2 Why focus on organisational boundaries?
Working across boundaries is a common feature of voluntary sector life, often in an endeavour to address some of society’s most complex challenges – taking care of vulnerable children, providing support for older people, tackling environmental issues and promoting healthy lifestyles. These are the issues that Grint refers to as ‘wicked’ (Grint, 2005). They are also described in the academic literature as ‘relentless’ (Weber and Khademian, 2008). They are too complex for any organisation to address alone. Indeed, they are ultimately problems which persist, are unresolvable and tend to change their form over time. They therefore require the continued attention, resources, expertise and energies of multiple organisations from different sectors over an extended period of time.
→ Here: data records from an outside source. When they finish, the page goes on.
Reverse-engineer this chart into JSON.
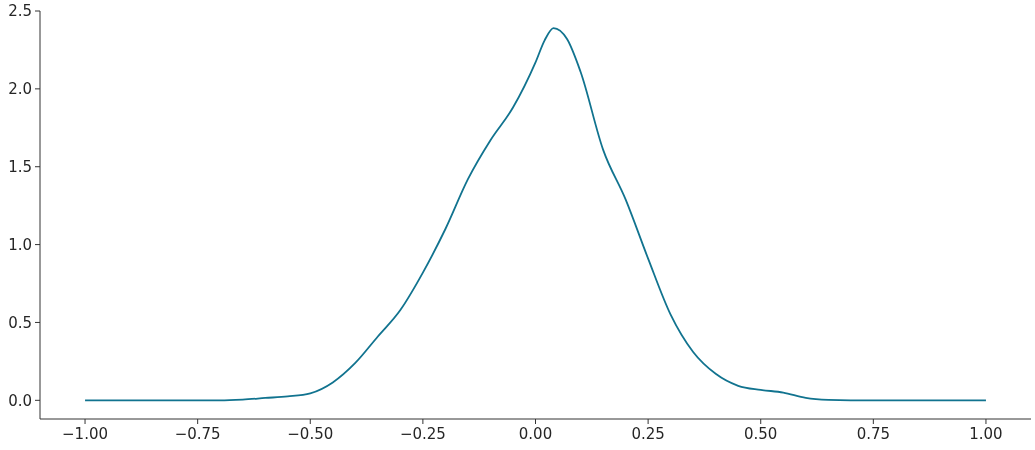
{
  "chart_data": {
    "type": "line",
    "x": [
      -1.0,
      -0.9,
      -0.8,
      -0.75,
      -0.7,
      -0.65,
      -0.6,
      -0.55,
      -0.5,
      -0.45,
      -0.4,
      -0.35,
      -0.3,
      -0.25,
      -0.2,
      -0.15,
      -0.1,
      -0.05,
      0.0,
      0.02,
      0.04,
      0.07,
      0.1,
      0.15,
      0.2,
      0.25,
      0.3,
      0.35,
      0.4,
      0.45,
      0.5,
      0.55,
      0.6,
      0.65,
      0.7,
      0.8,
      0.9,
      1.0
    ],
    "values": [
      0,
      0,
      0,
      0,
      0.0,
      0.005,
      0.015,
      0.025,
      0.045,
      0.115,
      0.24,
      0.41,
      0.58,
      0.82,
      1.1,
      1.42,
      1.67,
      1.88,
      2.17,
      2.31,
      2.39,
      2.32,
      2.11,
      1.61,
      1.29,
      0.91,
      0.55,
      0.31,
      0.17,
      0.093,
      0.067,
      0.05,
      0.016,
      0.003,
      0,
      0,
      0,
      0
    ],
    "color": "#11738f",
    "xlim": [
      -1.1,
      1.1
    ],
    "ylim": [
      -0.12,
      2.5
    ],
    "xticks": [
      {
        "value": -1.0,
        "label": "−1.00"
      },
      {
        "value": -0.75,
        "label": "−0.75"
      },
      {
        "value": -0.5,
        "label": "−0.50"
      },
      {
        "value": -0.25,
        "label": "−0.25"
      },
      {
        "value": 0,
        "label": "0.00"
      },
      0.25,
      {
        "value": 0.5,
        "label": "0.50"
      },
      0.75,
      {
        "value": 1.0,
        "label": "1.00"
      }
    ],
    "yticks": [
      {
        "value": 0,
        "label": "0.0"
      },
      0.5,
      {
        "value": 1.0,
        "label": "1.0"
      },
      1.5,
      {
        "value": 2.0,
        "label": "2.0"
      },
      2.5
    ]
  }
}
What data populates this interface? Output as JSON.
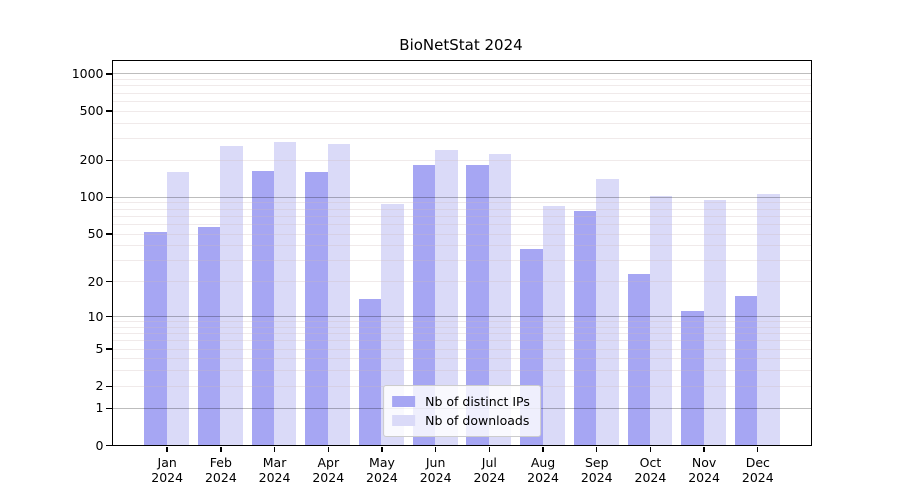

Of course, inter-organisational collaboration is not confined to such serious social issues. Voluntary organisations collaborate to deliver cultural festivals and celebrations, to enhance physical space, to encourage creativity and to entertain. Even comparatively small organisations, such as self-help and residents’ groups, find themselves collaborating with other voluntary organisations and public agencies to address such aims. Community art groups collaborate with the local gallery to deliver an exhibition; residents groups collaborate with the council to manage the local community centre; and youth clubs join together to deliver a programme of holiday activities. All of these require individuals to reach across organisational boundaries to make something happen, which their organisation could not have achieved alone – we see this as a place for leadership.